Ivo Ihrke is a permanent researcher at Inria Bordeaux Sud-Ouest where he leads the research group ``Generalized Image Acquisition and Analysis'' which is supported by an Emmy-Noether fellowship of the German Research Foundation (DFG). Prior to that he was heading a research group within the Cluster of Excellence ``Multimodal Computing and Interaction'' at Saarland University. He was an Associate Senior Researcher at the MPI Informatik, and associated with the Max-Planck Center for Visual Computing and Communications. Before joining Saarland University he was a postdoctoral research fellow at the University of British Columbia, Vancouver, Canada, supported by the Alexander von Humboldt-Foundation. He received a MS degree in Scientific Computing from the Royal Institute of Technology (KTH), Stockholm, Sweden (2002) and a PhD (summa cum laude) in Computer Science from Saarland University (2007). His main research interest are the modeling of forward and inverse light transport processes and computational algorithms for solving these large scale problems in the context of computational imaging, measurement, and display.

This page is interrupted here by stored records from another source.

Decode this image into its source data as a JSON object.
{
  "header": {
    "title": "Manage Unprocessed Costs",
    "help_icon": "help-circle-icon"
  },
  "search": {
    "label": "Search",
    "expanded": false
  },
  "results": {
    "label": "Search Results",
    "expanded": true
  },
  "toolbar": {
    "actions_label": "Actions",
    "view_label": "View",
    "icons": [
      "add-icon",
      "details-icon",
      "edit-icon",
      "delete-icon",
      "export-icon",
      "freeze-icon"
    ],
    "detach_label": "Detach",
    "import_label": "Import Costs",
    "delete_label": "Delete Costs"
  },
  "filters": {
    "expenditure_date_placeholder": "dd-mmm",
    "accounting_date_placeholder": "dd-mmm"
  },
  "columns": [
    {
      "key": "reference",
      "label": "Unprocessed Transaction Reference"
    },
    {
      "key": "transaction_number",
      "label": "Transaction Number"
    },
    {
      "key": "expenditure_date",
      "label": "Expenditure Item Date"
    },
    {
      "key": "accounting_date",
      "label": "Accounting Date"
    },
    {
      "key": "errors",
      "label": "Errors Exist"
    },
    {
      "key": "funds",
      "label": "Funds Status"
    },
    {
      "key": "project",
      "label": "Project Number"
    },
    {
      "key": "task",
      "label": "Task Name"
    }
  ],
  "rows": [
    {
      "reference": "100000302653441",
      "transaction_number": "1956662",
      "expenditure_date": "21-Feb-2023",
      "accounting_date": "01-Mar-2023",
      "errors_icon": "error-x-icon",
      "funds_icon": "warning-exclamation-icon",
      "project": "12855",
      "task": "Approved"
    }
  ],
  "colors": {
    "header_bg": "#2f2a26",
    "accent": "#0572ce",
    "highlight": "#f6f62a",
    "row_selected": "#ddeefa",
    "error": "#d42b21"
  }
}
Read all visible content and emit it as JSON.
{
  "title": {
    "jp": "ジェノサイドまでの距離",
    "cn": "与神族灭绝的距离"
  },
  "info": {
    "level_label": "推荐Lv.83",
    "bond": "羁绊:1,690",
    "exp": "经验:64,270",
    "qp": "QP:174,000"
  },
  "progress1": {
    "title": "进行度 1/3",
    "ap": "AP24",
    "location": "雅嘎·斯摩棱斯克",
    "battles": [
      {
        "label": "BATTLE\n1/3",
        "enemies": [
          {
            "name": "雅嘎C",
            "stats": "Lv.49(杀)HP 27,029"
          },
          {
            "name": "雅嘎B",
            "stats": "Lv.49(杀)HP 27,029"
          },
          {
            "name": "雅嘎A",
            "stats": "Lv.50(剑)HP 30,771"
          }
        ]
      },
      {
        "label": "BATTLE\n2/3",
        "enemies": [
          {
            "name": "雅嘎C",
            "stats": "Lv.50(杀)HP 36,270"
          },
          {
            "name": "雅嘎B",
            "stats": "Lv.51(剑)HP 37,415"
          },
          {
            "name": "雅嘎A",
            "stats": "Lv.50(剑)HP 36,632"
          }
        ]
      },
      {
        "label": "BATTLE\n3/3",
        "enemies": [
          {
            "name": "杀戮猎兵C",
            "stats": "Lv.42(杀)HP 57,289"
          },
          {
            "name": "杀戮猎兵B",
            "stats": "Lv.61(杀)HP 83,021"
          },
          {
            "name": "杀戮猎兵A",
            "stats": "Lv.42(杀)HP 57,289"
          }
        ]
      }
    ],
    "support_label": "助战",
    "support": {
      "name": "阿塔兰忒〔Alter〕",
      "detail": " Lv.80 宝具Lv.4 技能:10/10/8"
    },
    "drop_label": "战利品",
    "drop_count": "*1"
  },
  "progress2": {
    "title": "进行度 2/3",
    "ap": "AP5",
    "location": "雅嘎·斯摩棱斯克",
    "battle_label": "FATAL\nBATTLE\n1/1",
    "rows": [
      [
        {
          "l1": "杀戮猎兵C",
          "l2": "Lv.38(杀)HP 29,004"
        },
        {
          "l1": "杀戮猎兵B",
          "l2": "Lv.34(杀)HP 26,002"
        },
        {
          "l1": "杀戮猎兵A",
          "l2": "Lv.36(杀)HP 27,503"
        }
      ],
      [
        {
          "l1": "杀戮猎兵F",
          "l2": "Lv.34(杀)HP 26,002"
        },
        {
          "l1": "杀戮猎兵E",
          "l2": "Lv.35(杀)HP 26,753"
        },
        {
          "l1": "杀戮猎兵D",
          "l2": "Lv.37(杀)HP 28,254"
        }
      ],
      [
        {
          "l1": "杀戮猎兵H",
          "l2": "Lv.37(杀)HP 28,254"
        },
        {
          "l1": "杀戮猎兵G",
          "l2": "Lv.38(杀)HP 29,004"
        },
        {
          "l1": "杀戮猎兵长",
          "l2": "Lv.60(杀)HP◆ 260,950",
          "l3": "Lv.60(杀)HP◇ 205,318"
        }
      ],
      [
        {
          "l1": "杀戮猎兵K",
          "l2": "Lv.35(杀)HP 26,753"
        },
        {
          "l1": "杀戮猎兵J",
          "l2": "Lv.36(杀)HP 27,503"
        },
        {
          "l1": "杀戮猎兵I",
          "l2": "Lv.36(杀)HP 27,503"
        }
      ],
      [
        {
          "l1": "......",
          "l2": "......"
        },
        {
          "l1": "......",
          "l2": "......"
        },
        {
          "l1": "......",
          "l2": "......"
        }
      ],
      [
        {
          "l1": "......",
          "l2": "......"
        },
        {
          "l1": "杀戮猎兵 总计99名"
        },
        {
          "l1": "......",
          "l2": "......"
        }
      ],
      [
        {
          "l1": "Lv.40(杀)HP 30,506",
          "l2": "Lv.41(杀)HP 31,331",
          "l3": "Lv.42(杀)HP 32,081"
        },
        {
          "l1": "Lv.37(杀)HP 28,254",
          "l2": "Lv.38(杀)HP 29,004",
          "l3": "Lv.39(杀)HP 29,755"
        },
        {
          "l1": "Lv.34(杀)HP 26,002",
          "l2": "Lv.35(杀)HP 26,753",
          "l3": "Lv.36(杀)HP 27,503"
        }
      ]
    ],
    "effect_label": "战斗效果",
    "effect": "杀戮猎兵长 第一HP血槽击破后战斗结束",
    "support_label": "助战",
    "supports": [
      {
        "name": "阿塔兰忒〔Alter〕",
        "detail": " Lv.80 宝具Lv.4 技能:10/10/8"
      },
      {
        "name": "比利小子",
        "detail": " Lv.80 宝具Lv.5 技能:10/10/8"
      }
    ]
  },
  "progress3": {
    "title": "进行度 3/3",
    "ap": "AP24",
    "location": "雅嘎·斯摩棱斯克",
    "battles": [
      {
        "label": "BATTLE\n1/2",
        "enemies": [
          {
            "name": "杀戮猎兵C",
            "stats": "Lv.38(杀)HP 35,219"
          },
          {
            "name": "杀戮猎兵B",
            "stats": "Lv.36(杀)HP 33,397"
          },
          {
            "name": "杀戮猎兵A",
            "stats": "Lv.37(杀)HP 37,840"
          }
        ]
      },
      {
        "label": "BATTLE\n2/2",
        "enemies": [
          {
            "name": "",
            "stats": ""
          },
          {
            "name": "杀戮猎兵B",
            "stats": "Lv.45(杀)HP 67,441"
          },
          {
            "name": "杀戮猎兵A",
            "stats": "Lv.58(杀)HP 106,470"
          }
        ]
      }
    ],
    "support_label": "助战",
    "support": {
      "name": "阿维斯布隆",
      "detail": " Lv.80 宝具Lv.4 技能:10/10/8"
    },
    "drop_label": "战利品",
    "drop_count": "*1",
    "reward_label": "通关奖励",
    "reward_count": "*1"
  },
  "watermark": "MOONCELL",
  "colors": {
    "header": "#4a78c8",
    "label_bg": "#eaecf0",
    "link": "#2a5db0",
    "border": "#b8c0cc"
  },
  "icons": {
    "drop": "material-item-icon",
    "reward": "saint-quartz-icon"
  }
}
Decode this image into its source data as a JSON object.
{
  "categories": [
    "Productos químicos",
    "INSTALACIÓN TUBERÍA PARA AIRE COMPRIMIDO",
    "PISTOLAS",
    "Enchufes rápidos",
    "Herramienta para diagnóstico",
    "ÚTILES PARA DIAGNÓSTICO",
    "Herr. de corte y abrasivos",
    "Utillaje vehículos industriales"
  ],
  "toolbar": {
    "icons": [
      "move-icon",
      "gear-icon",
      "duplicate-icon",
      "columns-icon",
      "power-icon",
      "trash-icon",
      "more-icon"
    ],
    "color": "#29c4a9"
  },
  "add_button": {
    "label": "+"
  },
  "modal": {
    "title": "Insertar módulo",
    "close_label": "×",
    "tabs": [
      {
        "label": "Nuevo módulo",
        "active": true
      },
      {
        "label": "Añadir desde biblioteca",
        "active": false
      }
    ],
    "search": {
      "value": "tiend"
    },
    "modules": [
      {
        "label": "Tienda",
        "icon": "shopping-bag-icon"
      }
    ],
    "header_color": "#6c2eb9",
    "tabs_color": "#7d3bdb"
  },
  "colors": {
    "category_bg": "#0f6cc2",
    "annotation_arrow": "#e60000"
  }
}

Bastian Goldlücke received a PhD on ``Multi-Camera Reconstruction and Rendering for Free-viewpoint Video'' from the MPI for computer science in Saarbruecken in 2005. Subsequently, he held PostDoc positions at the University of Bonn and TU Munich, where he worked on variational methods and convex optimization techniques, in particular for high-accuracy geometry and texture reconstruction. In 2012, he joined the Heidelberg Collaboratory for Image Processing as an assistant professor and head of the junior research group Variational Light Field Analysis. In 2013, he was awarded an ERC Starting Grant on the topic of ``Light Field Imaging and Analysis''.

Laurent Jacques received the B.Sc. in Physics, the M.Sc. in Mathematical Physics and the PhD in Mathematical Physics from the Universit{\'e} catholique de Louvain (UCL), Belgium. He was a Postdoctoral Researcher with the Communications and Remote Sensing Laboratory of UCL in 2005--2006. He obtained in Oct. 2006 a four-year (3+1) Postdoctoral funding from the Belgian FRS-FNRS in the same lab. He was a visiting Postdoctoral Researcher, in spring 2007, at Rice University (DSP/ECE, Houston, TX, USA), and from Sep. 2007 to Jul. 2009, at the Swiss Federal Institute of Technology (LTS2/EPFL, Switzerland). Formerly funded by Belgian Science Policy (Return Grant, BELSPO, 2010-2011), and as a F.R.S.-FNRS Scientific Research Worker (2011-2012) in the ICTEAM institute of UCL, he is a FNRS Research Associate since Oct. 2012. His research focuses on Sparse Representations of signals (1-D, 2-D, sphere), Compressed Sensing theory (reconstruction, quantization) and applications, Inverse Problems in general, and Computer Vision. Since 1999, Laurent Jacques has co-authored 20 papers in international journals, 38 conference proceedings and presentations in signal and image processing conferences, and three book chapters.